Properties of Matter

Physical properties can be observed without affecting the chemical composition of a substance. A chemical property can be observed only during a change in the chemical composition of a substance.

Matter can be described by its composition or by the way it looks, feels, or reacts in different situations. Each of these descriptions is a physical property or a chemical property of matter.

A physical property is a measurable state or attribute that can be observed without changing the composition of a substance. For example, color, taste, smell, volume, and mass are physical properties. A physical property of copper(II) sulfate in the crystalline state and in an aqueous solution is its blue color. Its chemical composition, CuSO4, however, is not a physical property.

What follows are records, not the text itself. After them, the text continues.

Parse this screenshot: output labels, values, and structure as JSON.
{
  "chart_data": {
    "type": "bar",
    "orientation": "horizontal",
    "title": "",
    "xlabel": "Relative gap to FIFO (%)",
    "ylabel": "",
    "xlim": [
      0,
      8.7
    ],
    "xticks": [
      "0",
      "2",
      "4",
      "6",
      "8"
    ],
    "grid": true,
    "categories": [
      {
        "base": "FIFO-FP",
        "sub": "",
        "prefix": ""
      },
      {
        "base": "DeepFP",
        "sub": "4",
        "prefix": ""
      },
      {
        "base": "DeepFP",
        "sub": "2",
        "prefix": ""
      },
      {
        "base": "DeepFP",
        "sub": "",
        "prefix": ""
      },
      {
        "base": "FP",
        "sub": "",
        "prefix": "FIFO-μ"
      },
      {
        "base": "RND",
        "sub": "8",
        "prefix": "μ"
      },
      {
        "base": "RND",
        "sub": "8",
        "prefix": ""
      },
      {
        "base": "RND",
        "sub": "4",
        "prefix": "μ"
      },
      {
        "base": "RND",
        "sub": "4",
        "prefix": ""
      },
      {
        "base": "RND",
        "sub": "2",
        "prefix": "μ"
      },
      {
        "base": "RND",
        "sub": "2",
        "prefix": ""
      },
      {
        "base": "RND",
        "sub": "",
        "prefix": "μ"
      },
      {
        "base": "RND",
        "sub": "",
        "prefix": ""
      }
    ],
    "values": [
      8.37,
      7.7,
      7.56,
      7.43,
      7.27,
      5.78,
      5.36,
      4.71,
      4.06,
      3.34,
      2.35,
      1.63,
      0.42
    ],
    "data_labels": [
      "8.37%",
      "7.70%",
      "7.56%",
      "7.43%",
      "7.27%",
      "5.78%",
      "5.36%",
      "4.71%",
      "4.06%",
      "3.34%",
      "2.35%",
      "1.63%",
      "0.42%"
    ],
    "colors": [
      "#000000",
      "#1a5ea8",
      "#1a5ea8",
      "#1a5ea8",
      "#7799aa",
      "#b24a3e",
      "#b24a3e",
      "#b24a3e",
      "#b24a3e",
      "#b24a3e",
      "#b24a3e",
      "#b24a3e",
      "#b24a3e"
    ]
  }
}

Physical properties can be further categorized as intensive physical properties and extensive physical properties. An intensive physical property is a characteristic of a substance that is independent of the amount of the substance. Even if the quantity of the substance changes, the intensive physical property remains the same. For example, the hardness of a substance such as diamond is not determined by the size of the diamond. Regardless of the size of the diamond, its hardness is the same. Other examples of intensive physical properties include density, temperature, color, and luster.

An extensive physical property is a characteristic of a substance that depends on the amount of the substance. If the quantity changes, the extensive physical property changes. For example, mass is an extensive physical property. If the amount of substance increases, then its mass increases, and if the amount of substance decreases, then its mass decreases. Other extensive physical properties include volume, length, and weight.

A chemical property is a characteristic of matter that can be observed through a change in the composition of a substance. It describes the effects of a substance reacting with other substances. When a chemical change occurs, chemical bonds in the substances break and form, producing a new substance. This change is often irreversible. Some examples of chemical properties include how substances combust, react with acids, and rust.

Physical and Chemical Properties

Substance Physical Property Chemical Property
Wood Rough texture Flammable
Iron Shiny and ductile (can be pulled into wires) Reacts with moist air, or rusts, to form a brown solid
Baking soda (NaHCO3) White powder Neutralizes weak acids
Copper(II) sulfate (CuSO4) Blue crystals Decomposes at 200°C
Molecular hydrogen (H2) Colorless gas Reacts with oxygen under certain conditions to form water

Observing a chemical property requires a change in substance, but observing a physical property does not.